Online spaces are more than just entertainment or distraction—they’re powerful environments where young minds are shaped, identities are formed, and ideas about masculinity, relationships, and power are reinforced or challenged.
According to a new report by Australia’s eSafety Commissioner, the internet is a space full of tensions, complexities, and opportunities for young men. The research focused on Australian males aged 16 to 21, exploring how they express identity, explore sexuality, and build social connections online. The findings show that gender norms can both empower and limit young men. When young men try to live up to rigid masculine stereotypes, it can lead to self-harm and harm to others.
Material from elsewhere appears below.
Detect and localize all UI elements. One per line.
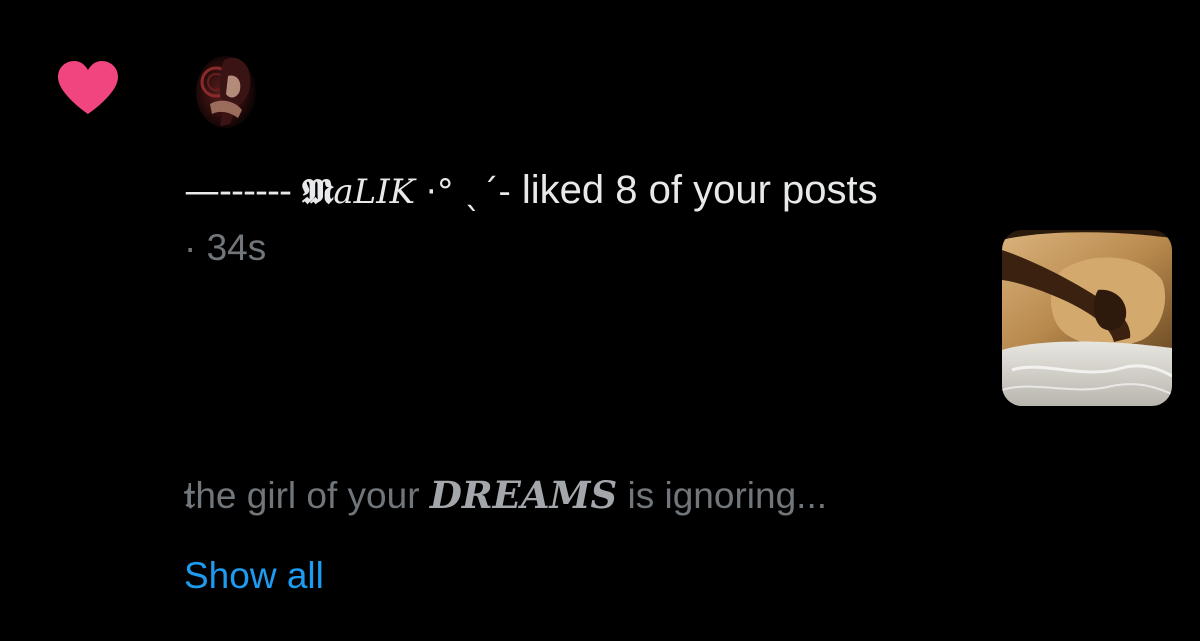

eSafety Commissioner Julie Inman Grant emphasised the urgent need for positive and diverse male role models, warning that a small number of harmful voices are dominating online discussions about masculinity. The report said young men in the study spoke about actively seeking out content associated with self-improvement and male empowerment to become their "best version". Actively seeking out content about self-improvement sadly directs young men to male influencers. In a recent report released by the Movember Institute shows nearly 7 in 10 young men, seek out these influencers. Young men are attracted to the sense of community they find online and at the same time there appears to be a vacuum of role models and face constant pressure to conform to narrow, traditional ideals of manhood.
It is not an easy fix as there are many factors at play but what we can all do; as educators, parents and carers is to provide leadership on how to do good, help hone their critical reasoning skills and also to help cultivate responsible decision-making and self-awareness online.
Role modelling every day for our young men is so important and we have to remember they are always watching.